Friday begins the celebration of the 25th anniversary of the “three days of peace and music” that became the legendary Woodstock concert. In California, some remember the day with a certain bemused detachment as a moment of East Coast madness. But those who were far enough east to hear the astounding hourly reports of the crowd’s growth remember something more electrifying. The peace movement that had begun with Sen. Eugene McCarthy’s primary challenge to President Lyndon B. Johnson had ended with the assassinations of Dr. Martin Luther King Jr. and Sen. Robert F. Kennedy and with the election of Richard Nixon. No one, even Nixon’s supporters, quite believed his campaign claim that he had a plan to end the war (seven more years of war lay ahead). The Establishment had won a great, come-from-behind victory. The peace movement seemed dead.
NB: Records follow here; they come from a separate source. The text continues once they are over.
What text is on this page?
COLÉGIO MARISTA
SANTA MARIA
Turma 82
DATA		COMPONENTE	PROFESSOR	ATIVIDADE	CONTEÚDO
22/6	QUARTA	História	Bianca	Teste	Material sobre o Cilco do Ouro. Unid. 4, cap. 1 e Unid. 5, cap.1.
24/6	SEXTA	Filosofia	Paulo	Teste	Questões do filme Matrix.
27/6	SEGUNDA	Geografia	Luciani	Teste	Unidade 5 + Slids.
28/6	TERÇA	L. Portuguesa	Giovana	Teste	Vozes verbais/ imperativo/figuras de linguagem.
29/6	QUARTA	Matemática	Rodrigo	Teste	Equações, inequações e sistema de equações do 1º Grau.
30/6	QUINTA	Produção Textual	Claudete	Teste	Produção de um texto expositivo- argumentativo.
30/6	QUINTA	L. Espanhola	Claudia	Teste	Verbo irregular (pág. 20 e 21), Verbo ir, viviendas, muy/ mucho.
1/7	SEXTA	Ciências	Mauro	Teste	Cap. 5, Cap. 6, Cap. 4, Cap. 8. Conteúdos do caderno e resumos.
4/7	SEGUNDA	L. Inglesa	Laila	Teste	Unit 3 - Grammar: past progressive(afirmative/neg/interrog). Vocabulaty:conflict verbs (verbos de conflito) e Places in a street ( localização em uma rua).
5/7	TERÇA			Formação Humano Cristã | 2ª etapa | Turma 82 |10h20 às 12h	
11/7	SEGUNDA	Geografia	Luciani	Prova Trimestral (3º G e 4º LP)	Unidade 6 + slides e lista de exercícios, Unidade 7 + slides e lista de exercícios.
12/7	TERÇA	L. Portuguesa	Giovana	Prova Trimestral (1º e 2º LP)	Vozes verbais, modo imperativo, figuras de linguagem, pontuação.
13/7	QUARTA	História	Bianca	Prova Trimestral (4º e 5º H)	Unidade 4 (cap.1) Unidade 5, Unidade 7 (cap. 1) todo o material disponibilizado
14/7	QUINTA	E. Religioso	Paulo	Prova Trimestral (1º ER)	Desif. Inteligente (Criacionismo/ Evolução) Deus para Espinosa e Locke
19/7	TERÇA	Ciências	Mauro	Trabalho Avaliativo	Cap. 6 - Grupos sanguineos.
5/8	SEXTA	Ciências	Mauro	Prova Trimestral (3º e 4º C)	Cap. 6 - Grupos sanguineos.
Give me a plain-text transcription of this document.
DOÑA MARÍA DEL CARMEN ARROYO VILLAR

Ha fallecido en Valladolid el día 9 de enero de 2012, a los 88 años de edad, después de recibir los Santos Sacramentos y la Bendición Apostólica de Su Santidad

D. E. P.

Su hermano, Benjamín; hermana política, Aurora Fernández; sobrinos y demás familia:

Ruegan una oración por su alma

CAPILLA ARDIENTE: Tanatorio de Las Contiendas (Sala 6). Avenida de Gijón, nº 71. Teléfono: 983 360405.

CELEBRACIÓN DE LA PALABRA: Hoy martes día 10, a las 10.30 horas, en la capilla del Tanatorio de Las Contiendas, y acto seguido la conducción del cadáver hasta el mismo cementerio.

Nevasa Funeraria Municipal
And then, for a moment, it came back to life. It is easy, indeed irresistible, to mock flower-child lyrics like those by Joni Mitchell quoted above. But, ironically, the vision was essentially conservative. The garden of the song was the America the Woodstock generation had grown up believing in, the America that went to war only when the moral justification was as overwhelming as it had been in World War II. Mere Realpolitik calculation--so much blood for so much credibility in the great game of the superpowers--fell far short of that ideal. As Martha Bayles shows in her recent book “Hole in Our Soul: The Loss of Beauty and Meaning in American Popular Music,” even much of the Woodstock music was an older American sound recovered--born-again blues, folk and close harmony, not acid rock.
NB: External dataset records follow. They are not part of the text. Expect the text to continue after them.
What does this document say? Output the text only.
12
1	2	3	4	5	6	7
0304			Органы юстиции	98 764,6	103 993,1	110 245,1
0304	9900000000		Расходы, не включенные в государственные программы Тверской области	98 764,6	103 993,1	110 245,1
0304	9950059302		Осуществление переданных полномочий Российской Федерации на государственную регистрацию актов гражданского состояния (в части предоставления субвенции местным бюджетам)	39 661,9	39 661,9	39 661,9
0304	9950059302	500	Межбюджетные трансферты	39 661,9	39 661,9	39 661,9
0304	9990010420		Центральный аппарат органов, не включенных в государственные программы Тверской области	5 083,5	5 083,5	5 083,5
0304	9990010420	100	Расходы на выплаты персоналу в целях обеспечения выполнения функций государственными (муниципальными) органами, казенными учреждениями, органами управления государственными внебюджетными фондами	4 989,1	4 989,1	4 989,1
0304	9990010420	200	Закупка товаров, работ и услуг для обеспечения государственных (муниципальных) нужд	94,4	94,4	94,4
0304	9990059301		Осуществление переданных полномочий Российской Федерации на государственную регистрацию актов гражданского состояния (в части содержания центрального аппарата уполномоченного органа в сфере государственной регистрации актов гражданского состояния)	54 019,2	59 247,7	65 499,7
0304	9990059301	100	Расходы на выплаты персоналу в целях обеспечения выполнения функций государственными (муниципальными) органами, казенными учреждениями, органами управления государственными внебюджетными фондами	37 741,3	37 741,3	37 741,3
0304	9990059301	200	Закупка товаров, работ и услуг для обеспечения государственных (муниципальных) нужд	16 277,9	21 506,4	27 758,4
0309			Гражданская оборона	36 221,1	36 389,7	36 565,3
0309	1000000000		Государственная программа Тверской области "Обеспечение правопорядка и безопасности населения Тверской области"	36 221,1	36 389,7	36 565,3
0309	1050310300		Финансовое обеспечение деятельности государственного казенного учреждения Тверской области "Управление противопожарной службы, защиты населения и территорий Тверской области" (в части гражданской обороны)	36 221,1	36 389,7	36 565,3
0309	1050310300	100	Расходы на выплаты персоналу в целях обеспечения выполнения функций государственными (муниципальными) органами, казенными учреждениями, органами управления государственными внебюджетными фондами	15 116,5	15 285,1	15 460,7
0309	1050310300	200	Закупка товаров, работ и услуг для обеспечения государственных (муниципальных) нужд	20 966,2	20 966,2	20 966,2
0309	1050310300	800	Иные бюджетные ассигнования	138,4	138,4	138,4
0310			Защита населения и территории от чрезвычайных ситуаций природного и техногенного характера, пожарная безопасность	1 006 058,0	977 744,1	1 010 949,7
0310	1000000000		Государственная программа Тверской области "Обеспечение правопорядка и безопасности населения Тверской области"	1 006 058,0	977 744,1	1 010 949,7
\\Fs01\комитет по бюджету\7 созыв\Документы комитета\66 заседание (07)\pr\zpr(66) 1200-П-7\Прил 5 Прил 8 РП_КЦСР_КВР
The cliche is that the citizens of “Woodstock Nation” are all stockbrokers now. Some are, and more power to them. Others are quietly influential in other walks of life. But many of them still believe that, at a crucial juncture in their country’s history, their youthful opposition to an un-American war, expressed partly through the music they honored, was of major political importance.
Perhaps they are wrong. Perhaps those who scoff at all talk of the “meaning” of Woodstock are right. And perhaps music had nothing to do with it in the first place. But there is a major, national difference of opinion on that point, and the difference, in the end, may be why Woodstock is worth remembering.